Open Denisevi4 opened 5 years ago
Thanks for your advice. We are working on this.
Just a suggestion. Xgboost creates K independent datasets for K-fold CV. You could save a lot of memory and make it fast if you instead set the id for each sample indicating which fold number is used in the testing.
For example if you pass a vector [0,1,2,3,4], then the first row would be used as a test in CV only in the first fold.
Or something like that. Do you understand what I mean?
For example catboost planned to do something similar: https://github.com/catboost/catboost/issues/765
顶楼上,迫切希望补上callback和指定validate dataset的功能,这样就可以代替lightgbm了,速度真的快了很多很多,这样好的project不被完成太可惜了! 还有在使用的时候发现数据传输到GPU花的时间比训练长不少,要是能有builtin的grid search就更完美了
没能力coding帮助楼主,楼主贴个支付宝吧我们赞助点咖啡钱
@zhuyw05 Thank you for the feedback! We will work on that. Please stay tuned.
Hi, we have added a function "cv" for cross-validation which supports the setting of the validation set.
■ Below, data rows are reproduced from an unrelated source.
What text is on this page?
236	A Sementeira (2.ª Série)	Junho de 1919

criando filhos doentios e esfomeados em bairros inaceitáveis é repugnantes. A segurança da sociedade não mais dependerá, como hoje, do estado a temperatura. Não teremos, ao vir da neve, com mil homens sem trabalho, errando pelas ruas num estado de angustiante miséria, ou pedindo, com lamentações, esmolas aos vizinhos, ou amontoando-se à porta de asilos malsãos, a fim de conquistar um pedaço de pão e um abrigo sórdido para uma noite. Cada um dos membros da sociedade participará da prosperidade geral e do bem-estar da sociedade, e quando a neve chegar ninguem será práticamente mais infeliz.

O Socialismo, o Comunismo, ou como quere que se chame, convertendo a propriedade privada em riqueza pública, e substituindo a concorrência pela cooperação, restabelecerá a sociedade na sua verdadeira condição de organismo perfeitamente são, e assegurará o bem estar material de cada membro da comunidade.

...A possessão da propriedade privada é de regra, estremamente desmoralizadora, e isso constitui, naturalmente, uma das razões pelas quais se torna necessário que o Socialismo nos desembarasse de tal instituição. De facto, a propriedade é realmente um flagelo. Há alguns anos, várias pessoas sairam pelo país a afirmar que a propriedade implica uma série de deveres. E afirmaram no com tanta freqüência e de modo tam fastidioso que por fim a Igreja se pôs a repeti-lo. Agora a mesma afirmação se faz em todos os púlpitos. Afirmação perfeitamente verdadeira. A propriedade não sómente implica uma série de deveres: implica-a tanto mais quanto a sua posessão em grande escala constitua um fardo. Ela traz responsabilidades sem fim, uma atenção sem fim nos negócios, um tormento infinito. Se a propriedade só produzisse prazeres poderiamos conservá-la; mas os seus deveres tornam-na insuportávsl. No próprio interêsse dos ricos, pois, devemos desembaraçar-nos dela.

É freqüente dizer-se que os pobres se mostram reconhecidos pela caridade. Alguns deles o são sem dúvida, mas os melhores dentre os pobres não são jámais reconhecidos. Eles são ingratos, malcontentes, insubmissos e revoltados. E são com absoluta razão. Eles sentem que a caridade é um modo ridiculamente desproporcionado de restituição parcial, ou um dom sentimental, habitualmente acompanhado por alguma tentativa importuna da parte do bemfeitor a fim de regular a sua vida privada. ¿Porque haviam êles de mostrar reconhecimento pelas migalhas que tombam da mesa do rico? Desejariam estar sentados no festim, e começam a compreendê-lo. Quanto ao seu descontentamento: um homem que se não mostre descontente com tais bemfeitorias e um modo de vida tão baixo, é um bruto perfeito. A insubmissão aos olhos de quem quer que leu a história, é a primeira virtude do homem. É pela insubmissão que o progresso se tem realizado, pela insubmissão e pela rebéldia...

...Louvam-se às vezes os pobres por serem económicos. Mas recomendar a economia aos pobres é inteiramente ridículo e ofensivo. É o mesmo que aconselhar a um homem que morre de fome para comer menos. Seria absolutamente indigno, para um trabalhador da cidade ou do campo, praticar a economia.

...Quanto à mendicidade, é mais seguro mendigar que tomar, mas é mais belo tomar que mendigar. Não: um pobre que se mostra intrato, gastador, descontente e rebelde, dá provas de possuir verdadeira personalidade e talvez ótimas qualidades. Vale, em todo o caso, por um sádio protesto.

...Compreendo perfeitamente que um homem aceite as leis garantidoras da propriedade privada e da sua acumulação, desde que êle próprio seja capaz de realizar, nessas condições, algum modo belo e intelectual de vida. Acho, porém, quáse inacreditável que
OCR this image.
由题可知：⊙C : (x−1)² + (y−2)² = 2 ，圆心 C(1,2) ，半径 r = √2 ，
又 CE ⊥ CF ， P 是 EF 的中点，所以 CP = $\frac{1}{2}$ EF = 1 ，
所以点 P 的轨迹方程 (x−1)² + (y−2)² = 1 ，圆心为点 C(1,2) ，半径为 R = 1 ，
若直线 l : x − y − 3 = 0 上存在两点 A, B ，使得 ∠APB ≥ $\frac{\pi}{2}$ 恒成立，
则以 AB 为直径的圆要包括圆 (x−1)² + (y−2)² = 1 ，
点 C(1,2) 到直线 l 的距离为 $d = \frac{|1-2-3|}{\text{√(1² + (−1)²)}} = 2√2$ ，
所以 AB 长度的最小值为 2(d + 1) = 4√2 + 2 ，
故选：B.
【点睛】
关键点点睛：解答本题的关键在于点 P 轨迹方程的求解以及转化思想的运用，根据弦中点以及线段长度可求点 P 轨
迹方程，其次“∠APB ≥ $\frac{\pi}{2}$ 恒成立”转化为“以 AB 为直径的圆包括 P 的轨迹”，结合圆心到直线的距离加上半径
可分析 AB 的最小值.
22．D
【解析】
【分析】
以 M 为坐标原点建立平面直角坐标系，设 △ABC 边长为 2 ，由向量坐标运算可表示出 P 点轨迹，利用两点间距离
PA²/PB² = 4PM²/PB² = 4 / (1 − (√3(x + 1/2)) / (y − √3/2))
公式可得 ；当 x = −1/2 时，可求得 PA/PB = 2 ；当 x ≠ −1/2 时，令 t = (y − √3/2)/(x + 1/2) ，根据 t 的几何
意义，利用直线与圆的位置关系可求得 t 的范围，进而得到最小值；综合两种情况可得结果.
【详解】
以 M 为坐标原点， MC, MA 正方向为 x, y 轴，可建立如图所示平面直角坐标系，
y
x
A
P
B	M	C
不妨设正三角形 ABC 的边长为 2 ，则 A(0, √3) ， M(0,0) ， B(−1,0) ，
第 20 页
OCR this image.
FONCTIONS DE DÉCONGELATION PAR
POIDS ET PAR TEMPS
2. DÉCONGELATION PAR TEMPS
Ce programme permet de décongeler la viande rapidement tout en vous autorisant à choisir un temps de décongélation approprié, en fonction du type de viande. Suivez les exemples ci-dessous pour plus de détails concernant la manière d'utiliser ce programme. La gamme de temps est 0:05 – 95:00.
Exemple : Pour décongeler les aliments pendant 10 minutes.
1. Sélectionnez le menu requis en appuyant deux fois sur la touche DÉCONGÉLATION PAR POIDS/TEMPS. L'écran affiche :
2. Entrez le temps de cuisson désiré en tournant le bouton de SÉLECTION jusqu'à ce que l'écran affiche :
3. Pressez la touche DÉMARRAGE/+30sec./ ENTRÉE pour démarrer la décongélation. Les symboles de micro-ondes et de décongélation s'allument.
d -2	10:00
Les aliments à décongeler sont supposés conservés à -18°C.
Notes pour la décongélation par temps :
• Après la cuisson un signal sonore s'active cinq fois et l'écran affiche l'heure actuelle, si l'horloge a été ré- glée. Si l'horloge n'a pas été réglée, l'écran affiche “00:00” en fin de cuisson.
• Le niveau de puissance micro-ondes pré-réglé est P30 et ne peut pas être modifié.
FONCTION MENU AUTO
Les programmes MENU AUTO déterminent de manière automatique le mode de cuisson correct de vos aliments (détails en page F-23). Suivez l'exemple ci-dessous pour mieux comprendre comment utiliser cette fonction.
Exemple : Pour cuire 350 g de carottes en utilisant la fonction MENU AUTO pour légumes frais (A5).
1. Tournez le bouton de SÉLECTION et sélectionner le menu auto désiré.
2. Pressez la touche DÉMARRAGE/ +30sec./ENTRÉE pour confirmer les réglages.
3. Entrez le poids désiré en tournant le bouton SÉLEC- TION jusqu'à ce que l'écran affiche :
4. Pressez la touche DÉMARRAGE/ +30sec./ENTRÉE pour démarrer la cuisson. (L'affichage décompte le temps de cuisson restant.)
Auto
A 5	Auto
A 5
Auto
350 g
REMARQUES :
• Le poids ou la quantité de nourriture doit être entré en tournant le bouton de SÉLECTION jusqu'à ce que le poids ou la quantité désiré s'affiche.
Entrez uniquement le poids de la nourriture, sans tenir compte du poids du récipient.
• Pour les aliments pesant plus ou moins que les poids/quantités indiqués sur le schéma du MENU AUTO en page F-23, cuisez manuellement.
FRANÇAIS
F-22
You can refer to the document for the parameters. We're still improving the python interface and will add callbacks such as early stopping in the future. Thanks.
and/or train tree by tree with callbacks whether to stop training?
that'd be nice.
Doesn't have to be a python callback. c++ is fine if you don't want to lose in speed performance.